John Hurrell – 3 September, 2015
There is a lot of variation in painting type. The category (and time) shifts are refreshing, ranging from the later jewel-like explorations of saturated colour to the earlier recontextualised, art historical (Suprematist) appropriations. Some of the larger simpler works from around 2002, are too simple - and plain dull - by themselves, but in this compositional array, within a new context, they become dynamic elements that are crucial.
It has been some time since Australian artist, John Nixon, last exhibited in Auckland, and although he has had solo and group shows at Sue Crockford (and a Ben Curnow-curated exhibition with Julian Dashper at Gus Fisher in 2004), he has never had the equivalent in this city of the spectacular EP & OW (Experimental Painting & Object Workshop) survey (curated by Allan Smith) that came to Wellington and Dunedin in 1997.
This current Two Rooms exhibition, a selection of eighteen different sized works (including two pairs of striped horizontal panels) made between 1989 and 2015, is - as always with Nixon - unapologetically ‘early modernist’ in ethos, and here, disarmingly intimate. The photographs on the right exaggerate the spatial depth, for being domestic in scale, the show makes clever use of the narrow upstairs space, its two long parallel walls and the dominant presence of many hot (advancing) oranges and reds. There is a vivid sense of the two sides of the room conversing, with different motifs, rhythms and formal properties selected from 26 years of work reflecting and ‘hailing’ each other, and your own bodily presence - within a sort of catwalk - being immersed in all this cross-connecting ‘chatter’. It’s physical, pulsing, and loud.
And very exciting. There is a lot of variation in painting type. The category (and time) shifts are refreshing, ranging from the later jewel-like explorations of saturated colour to the earlier recontextualised, art historical (Suprematist) appropriations. Some of the larger simpler works (using shapes that seem oddly to allude to Elsworth Kelly) from around 2002, are too simple - and plain dull - by themselves, but in this compositional array, within a new context, they become dynamic elements that are crucial.
Two works (Pair(s) of Polychrome Painting(s)) provide panels you compare - with pleasure - side by side, looking at the position of sequentially predetermined coloured stripes. In one, a vertical sequence is altered when some bands are flipped horizontally and stacked inverted; in the other, a telescopic sequence frames a squat vertically sequenced centre where mid-positioned colour stripes are reversed to become outer and peripheral.

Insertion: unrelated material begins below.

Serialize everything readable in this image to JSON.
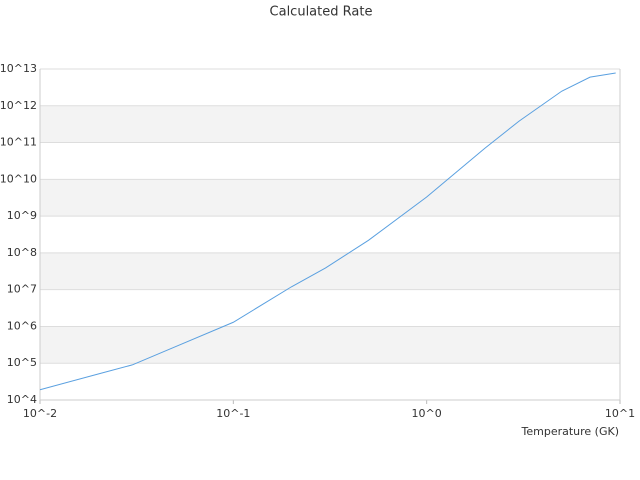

Others use cut-out geometric shapes of thin MDF that have been painted (or left unpainted) and carefully glued onto glossy painted panels. Some more recent works take the interest in physical projection even further, so that clusters of diagonally aligned wooden strips cast shadows by extending over the edges of the backing block they are fixed to. In one, Nixon celebrates the labour of the making process by diagonally incorporating a blue carpenter’s pencil and a narrow orange saw blade into the work itself. In a third relief, he glues on a diagonal row of five multi-coloured beer and water bottle tops, a tip of the hat to Picasso, Braque, Gris - and of course Schwitters.
Another painting, a collage featuring lettering, includes part of the packaging of the paint application roller involved in its production. This is one of a couple of small square paintings that feature the sans serif block lettering of the EPW title itself, that consequently become functional, serving as an austere form of accentuating ‘poster’ for Nixon’s project.
There are also two monochromes that feature thick coarse hessian which has been coated in silver metallic paint, one with chunky coloured glass beads scattered across its surface. This would normally seem to be a comment on the decorative role of painting in architecture except that Nixon’s practice does not embrace irony or espouse self-critique. If a work is decorative it is because that attribute is regarded positively.
This is logical, for with Nixon’s paintings in general there is a strong sense of manual tactility, a knowing rhythm in the application of thin paint. The image is made embracing some looseness and ‘imperfection’ of edge - depending on whether the support be metal, MDF, wood, canvas or hessian. The works are never impeccable in their surface, or industrial looking, for Nixon’s visible labour is the point, its manuality underpinning a certain ethos that originally blossomed over a century ago, and which the artist obviously regards as of great relevance (certainly for him) today.
The upstairs gallery at Two Rooms has rarely looked as good as it does now with this show. It’s a special, very vibrant installation that’s exhilarating.